Once a man with ocean-like responsibilities, frustrated IPL's Chief Operating Officer finally puts in his papers with changing equations and BCCI’s new president Shashank Manohar pushing hard for his punishment if found guilty
BCCI's biggest loner, Sundar Raman's decade-plus tryst with cricket — interestingly — started way back in 2004 after he left Fulcrum to join ESPN Star Sports and convinced Close Up to sponsor Search for Harsha.
Sundar Raman during a BCCI meeting. Pic/Atul Kamble
The talent-hunt to find a successor to one of India's most genial anchors with a MBA background as a springboard for Raman to get closer to sports (read cricket) management.
Also Read: Sundar Raman resigns from post as IPL COO
He was once to Lalit Modi what VP Singh was to Rajiv Gandhi, often looking out at the Mumbai horizon like a satisfied tycoon from the glass paneled room of his 36th floor office where he worked closely with Modi. And when Modi was jettisoned by the all-powerful N Srinivasan, the wily Raman changed sides and colours with consummate ease.
The North-South transition — from the wild colours of Rajasthan to the serenity of Tamil Nadu — was often talked about in BCCI. Raman mostly handled cash, he was the Chief Operating Officer (COO) for the world's richest cricket board and had ocean-like responsibilities. He worked closely with Srinivasan, often accompanying the Chennai-based tycoon for his golf sorties, and worked exactly like His Master's Voice.
Showdown with DD
He was powerful, and never minced his words. A fiery duel between him and Sunil Valson of Delhi Daredevils in 2010 IPL is — actually — part of the league folklore.

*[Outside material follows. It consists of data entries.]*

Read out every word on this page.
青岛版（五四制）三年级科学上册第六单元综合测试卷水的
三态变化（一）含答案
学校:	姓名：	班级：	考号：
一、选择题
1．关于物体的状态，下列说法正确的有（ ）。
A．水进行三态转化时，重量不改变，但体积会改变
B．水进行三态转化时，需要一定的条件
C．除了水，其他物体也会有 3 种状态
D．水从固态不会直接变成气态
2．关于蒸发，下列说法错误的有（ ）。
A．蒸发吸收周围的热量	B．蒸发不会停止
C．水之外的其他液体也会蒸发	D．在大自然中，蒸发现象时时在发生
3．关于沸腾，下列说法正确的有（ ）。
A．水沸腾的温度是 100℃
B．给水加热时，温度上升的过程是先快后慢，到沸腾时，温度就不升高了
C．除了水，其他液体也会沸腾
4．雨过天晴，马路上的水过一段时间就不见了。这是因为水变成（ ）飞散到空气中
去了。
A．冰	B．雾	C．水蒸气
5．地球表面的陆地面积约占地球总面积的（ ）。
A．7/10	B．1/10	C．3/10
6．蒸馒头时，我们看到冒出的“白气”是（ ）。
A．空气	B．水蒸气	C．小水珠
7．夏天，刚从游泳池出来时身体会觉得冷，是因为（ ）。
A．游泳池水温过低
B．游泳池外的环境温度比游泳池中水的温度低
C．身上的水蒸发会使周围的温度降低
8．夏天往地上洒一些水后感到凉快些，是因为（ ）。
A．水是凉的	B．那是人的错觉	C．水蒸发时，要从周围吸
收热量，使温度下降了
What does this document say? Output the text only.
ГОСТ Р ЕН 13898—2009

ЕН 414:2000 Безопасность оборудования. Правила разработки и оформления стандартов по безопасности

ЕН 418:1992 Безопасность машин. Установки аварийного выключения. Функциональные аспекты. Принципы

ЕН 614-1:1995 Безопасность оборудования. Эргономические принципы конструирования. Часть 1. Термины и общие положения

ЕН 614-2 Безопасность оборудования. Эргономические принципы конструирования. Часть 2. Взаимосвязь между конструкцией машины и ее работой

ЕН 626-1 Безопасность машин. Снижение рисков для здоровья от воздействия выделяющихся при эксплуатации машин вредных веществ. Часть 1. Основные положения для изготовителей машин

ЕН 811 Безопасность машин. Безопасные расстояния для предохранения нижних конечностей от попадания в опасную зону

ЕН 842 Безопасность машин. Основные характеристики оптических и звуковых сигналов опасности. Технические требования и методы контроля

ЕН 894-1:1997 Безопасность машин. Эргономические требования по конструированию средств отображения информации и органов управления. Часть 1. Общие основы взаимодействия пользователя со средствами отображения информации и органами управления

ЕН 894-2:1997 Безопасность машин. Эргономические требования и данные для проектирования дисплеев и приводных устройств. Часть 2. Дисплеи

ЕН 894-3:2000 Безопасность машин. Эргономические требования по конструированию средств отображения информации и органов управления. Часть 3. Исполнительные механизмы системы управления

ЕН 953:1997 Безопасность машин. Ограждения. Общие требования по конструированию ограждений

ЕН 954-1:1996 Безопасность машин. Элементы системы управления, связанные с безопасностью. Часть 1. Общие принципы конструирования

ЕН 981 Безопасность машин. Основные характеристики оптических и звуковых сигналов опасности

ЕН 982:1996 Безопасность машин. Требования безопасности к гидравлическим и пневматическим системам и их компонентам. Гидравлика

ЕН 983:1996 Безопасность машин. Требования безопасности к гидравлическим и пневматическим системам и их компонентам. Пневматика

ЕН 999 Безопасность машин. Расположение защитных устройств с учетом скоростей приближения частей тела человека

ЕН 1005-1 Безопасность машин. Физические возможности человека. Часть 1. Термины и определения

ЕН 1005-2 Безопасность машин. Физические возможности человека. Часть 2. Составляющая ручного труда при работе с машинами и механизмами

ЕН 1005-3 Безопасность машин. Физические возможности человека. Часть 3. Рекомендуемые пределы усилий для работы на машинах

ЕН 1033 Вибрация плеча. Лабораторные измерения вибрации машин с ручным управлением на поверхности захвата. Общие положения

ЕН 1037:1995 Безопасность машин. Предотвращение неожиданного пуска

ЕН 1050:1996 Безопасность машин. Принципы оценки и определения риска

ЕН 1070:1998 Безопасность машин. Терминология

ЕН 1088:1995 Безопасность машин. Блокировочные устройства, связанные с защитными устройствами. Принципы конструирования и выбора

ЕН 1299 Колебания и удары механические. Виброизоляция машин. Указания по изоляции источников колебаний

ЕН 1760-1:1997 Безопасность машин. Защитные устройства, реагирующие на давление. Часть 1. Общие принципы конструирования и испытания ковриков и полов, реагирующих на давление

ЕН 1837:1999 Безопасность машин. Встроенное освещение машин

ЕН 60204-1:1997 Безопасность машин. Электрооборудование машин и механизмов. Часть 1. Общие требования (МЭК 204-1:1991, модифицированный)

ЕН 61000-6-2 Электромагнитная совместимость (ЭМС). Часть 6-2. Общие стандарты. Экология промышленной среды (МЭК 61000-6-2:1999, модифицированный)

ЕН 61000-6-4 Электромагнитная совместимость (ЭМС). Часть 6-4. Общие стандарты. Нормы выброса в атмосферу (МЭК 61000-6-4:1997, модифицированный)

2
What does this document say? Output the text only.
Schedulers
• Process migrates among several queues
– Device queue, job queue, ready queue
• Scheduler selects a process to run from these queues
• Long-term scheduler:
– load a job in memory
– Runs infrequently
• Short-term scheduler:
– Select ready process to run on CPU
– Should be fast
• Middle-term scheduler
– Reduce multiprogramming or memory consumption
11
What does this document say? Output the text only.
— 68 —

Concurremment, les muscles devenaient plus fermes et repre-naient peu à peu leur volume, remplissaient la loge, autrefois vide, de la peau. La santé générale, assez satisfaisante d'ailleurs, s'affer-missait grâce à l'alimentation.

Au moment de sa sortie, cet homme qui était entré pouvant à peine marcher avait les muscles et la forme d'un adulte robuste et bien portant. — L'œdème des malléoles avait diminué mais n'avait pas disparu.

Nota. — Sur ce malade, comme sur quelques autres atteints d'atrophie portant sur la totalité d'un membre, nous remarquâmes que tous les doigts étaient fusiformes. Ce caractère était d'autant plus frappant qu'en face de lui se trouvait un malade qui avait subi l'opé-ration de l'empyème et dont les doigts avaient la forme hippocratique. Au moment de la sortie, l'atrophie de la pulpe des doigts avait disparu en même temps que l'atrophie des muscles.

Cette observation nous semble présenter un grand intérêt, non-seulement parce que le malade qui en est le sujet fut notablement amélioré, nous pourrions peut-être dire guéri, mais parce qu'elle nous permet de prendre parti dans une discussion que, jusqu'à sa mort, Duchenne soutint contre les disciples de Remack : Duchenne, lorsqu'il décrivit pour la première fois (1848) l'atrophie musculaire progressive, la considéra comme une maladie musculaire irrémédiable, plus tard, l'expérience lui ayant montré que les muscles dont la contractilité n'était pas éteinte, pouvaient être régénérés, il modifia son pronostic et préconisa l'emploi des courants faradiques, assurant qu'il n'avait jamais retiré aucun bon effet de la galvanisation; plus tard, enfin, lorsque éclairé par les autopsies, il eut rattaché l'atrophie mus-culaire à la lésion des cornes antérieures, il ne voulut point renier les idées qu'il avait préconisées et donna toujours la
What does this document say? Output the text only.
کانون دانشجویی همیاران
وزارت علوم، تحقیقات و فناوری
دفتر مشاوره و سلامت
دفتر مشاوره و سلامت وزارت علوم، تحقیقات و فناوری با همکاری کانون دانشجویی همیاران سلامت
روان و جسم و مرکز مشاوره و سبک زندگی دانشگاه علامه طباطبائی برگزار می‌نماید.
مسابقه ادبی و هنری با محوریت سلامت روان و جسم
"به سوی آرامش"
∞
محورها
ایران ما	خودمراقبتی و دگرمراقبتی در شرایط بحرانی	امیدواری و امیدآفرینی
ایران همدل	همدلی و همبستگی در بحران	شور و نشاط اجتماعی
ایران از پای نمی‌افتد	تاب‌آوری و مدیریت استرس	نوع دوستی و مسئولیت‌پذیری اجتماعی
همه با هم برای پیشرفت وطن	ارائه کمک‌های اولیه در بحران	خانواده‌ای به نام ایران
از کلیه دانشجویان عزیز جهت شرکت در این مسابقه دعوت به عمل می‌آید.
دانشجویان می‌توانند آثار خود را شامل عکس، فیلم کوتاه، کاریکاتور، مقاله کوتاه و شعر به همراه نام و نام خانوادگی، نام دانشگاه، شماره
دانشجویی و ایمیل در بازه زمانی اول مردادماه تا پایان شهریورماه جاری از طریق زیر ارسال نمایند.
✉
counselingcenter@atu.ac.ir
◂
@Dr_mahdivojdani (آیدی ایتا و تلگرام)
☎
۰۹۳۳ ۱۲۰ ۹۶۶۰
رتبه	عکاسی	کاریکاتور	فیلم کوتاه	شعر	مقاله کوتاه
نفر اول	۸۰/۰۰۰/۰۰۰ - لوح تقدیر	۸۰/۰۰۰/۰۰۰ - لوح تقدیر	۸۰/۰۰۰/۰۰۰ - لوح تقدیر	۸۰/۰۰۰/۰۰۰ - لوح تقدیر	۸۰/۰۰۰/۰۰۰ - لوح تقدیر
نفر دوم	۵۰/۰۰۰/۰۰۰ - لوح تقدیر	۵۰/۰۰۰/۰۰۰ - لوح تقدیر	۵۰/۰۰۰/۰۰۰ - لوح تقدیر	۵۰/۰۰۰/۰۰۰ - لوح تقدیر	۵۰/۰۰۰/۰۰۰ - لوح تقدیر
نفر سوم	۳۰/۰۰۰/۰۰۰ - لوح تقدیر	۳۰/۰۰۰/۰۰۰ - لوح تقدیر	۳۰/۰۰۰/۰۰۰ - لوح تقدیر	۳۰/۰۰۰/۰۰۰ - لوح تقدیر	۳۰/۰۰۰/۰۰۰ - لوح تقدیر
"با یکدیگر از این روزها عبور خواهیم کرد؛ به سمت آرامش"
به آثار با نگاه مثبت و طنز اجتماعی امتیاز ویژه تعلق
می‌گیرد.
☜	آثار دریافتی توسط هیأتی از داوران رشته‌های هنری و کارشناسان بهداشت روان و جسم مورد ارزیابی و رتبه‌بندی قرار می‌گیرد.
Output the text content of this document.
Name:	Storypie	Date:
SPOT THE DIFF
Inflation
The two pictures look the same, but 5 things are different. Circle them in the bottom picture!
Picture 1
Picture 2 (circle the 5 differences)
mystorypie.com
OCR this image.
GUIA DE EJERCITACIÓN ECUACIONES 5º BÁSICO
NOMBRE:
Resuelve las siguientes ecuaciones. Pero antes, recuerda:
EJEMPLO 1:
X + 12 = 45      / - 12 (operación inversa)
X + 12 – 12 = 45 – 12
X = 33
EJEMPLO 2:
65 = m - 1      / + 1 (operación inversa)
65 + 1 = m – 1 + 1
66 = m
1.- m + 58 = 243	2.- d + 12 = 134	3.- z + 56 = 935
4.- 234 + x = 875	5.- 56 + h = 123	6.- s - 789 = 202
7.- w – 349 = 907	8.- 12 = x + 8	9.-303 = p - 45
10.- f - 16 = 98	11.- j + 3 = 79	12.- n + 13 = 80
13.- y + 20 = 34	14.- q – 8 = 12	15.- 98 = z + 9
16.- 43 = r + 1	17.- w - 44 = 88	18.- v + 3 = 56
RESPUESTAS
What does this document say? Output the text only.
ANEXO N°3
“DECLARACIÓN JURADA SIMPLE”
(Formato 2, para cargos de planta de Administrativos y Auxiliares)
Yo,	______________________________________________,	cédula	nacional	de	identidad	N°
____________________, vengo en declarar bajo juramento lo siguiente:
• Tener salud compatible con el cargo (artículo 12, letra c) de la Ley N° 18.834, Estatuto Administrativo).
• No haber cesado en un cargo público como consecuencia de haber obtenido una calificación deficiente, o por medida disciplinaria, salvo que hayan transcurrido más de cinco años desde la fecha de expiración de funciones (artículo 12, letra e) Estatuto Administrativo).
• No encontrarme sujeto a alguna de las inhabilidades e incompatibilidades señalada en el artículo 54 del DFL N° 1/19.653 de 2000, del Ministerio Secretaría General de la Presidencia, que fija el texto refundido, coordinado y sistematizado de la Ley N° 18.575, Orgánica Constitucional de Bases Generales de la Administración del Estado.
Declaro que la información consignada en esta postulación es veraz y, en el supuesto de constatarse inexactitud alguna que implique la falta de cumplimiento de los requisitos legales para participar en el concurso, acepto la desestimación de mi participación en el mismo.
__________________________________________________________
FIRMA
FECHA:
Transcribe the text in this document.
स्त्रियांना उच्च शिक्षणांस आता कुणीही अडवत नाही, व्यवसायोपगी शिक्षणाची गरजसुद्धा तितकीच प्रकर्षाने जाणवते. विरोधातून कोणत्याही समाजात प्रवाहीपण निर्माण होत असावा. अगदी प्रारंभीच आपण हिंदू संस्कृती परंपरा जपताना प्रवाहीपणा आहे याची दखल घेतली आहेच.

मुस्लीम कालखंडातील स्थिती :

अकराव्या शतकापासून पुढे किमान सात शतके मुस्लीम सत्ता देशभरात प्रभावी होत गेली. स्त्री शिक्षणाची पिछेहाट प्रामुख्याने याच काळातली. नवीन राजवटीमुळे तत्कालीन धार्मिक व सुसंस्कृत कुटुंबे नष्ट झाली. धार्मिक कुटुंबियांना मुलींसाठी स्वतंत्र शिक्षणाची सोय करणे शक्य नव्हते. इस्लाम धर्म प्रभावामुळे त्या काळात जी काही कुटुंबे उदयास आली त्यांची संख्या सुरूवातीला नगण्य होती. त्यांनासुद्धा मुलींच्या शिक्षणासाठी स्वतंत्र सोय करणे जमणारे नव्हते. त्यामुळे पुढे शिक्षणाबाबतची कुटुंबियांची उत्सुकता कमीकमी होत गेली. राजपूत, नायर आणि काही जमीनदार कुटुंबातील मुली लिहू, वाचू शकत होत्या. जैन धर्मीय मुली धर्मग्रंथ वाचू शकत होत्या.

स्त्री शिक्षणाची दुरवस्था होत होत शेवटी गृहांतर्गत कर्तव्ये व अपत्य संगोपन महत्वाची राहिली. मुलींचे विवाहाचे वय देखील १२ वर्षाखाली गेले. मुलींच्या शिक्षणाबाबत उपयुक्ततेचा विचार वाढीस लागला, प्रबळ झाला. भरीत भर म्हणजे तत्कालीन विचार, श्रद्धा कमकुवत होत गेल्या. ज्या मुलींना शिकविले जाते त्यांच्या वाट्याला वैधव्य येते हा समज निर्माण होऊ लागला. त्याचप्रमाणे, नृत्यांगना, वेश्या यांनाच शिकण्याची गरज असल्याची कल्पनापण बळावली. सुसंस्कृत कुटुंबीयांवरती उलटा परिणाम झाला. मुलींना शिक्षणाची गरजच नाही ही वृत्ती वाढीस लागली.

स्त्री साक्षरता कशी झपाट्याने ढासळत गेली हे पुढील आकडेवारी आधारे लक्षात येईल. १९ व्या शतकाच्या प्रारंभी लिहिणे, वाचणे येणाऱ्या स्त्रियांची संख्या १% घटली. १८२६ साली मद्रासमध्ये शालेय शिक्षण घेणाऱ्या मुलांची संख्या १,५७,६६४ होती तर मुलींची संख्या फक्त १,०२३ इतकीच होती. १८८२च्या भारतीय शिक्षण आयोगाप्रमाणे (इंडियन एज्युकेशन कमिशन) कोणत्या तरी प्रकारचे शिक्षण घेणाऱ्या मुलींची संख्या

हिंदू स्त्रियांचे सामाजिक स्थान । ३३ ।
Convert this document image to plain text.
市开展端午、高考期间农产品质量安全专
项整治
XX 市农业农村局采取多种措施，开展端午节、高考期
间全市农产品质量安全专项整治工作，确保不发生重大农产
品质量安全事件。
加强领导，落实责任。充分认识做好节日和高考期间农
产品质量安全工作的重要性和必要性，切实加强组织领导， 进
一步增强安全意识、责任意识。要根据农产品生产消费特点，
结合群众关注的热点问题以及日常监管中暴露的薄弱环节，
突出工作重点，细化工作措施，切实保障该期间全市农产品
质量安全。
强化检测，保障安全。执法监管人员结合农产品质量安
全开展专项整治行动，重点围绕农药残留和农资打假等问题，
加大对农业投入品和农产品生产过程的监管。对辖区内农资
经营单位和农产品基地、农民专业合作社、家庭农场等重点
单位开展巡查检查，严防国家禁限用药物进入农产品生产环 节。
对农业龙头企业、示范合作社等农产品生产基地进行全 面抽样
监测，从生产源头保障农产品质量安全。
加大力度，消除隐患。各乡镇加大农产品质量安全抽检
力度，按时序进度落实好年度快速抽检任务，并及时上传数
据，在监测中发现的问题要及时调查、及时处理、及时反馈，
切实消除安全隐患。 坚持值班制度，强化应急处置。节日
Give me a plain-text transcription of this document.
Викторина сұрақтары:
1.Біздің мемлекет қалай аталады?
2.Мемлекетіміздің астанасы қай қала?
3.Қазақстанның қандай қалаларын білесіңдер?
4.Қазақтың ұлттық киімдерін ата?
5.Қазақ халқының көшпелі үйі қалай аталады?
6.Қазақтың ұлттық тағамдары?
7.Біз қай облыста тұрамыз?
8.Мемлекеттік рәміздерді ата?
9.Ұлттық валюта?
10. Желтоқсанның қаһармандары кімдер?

Delhi Daredevils, in fact, wrote an official complaint to BCCI. It's needless to mention that it was consigned to the bin the very moment it was received.
And then, Raman had a great fall, indicted by the Justice Mukul Mudgal Committee for being in touch with a top bookie during the tumultuous spot-fixing days of IPL.
But not to be outdone and largely encouraged by Srinivasan, Raman routinely attended board meetings. After all, he had all the backing he needed.
But with changing equations, he put in his papers early last month because BCCI's new president, Shashank Manohar, was pushing hard for Raman's punishment if found guilty. Worse, he had fallen out with BCCI secretary Anurag Thakur who called him "a mere employee" of the BCCI.
Frustrated to the core, Raman even met friendly reporters at his office, and egged them to highlight how he was the lone ranger who gathered all the cash for BCCI, sitting pretty on a R4000 crore-plus income. He even announced loudly: "I will soon demit office."
He should have actually said: "I will seek a new office". In modern dispensation of sports, politics and business, both players and managers drop if out of form and favour. Raman learnt it the hard way.